Ann Lab Med.  2025 Jan;45(1):62-69. 10.3343/alm.2024.0072.

Development and Validation of a Novel Isotope Dilution-Ultraperformance Liquid ChromatographyTandem Mass Spectrometry Method for Serum C-Peptide

Affiliations
  • 1Department of Endocrine Substance Analysis Center (ESAC), 2 GC Labs, Yongin, Korea

Abstract

Background
Mass spectrometry (MS) methods exhibit higher accuracy and comparability in measuring serum C-peptide concentrations than immunoassays. We developed and validated a novel isotope dilution-ultraperformance liquid chromatography-tandem MS (IDUPLC-MS/MS) assay to measure serum C-peptide concentrations.
Methods
Sample pretreatment involved solid-phase extraction, ion-exchange solid-phase extraction, and derivatization with 6-aminoquinolyl-N-hydroxysuccinimidylcarbamate (Cayman Chemical, Ann Arbor, Michigan, USA). We used an ExionLC UPLC system (Sciex, Framingham, MA, USA) and a Sciex Triple Quad 6500 + MS/MS system (Sciex) for electrospray ionization in positive-ion mode with multiple charge states of [M+3H]3+ and multiple reaction monitoring transitions. The total run time was 50 mins, and the flow rate was 0.20 mL/min. We evaluated the precision, trueness, linearity, lower limit of quantitation (LLOQ), carryover, and matrix effects. Method comparison with electrochemiluminescence immunoassay (ECLIA) was performed in 138 clinical specimens.
Results
The intra- and inter-run precision coefficients of variation were < 5% and the bias values for trueness were < 4%, which were all acceptable. The verified linear interval was 0.050–15 ng/mL, and the LLOQ was 0.050 ng/mL. No significant carryover or matrix effects were observed. The correlation between this ID-UPLC-MS/MS method and ECLIA was good (R = 0.995, slope = 1.564); however, the ECLIA showed a positive bias (51.8%).
Conclusions
The developed ID-UPLC-MS/MS assay shows acceptable performance in measuring serum C-peptide concentrations. This will be useful in situations requiring accurate measurement of serum C-peptide in clinical laboratories.

Keyword

Tandem mass spectrometry; C-peptide; Performance

Figure

  • Fig. 1 Typical tandem mass spectrometry chromatograms of C-peptide in a patient serum sample (2.860 ng/mL). (A) Full chromatograms after 50 minutes of runtime. (B) Magnification of the major peaks in panel A.
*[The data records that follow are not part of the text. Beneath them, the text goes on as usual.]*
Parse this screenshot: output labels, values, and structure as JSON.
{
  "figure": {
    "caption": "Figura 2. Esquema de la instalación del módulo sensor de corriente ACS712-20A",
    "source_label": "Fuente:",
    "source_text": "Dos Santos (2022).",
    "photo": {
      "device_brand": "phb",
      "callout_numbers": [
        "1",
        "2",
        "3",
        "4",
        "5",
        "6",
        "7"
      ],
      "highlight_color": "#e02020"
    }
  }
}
  • Fig. 2 Effect of ion suppression. No ion suppression was observed in blank samples (A, Mass Spect Gold Human Serum; B, 2% BSA in 5% acetic acid), (C) normal sample, (D) hemolytic sample, (E) icteric sample, or (F) lipemic sample. Abbreviation: BSA, bovine serum albumin.

  • Fig. 3 Method comparison of ID-UPLC-MS/MS and the Cobas 8000 ECLIA. (A) Passing–Bablok regression scatter plot. (B) Percent bias plot. The correlation was good (R=0.995, slope=1.564) in 138 random individuals with C-peptide concentrations of 0.55–12.54 ng/mL, but positive percent bias was observed for all concentrations. Abbreviations: ID-UPLC-MS/MS, isotope dilution-ultraperformance liquid chromatography-tandem mass spectrometry; ECLIA, electrochemiluminescence immunoassay.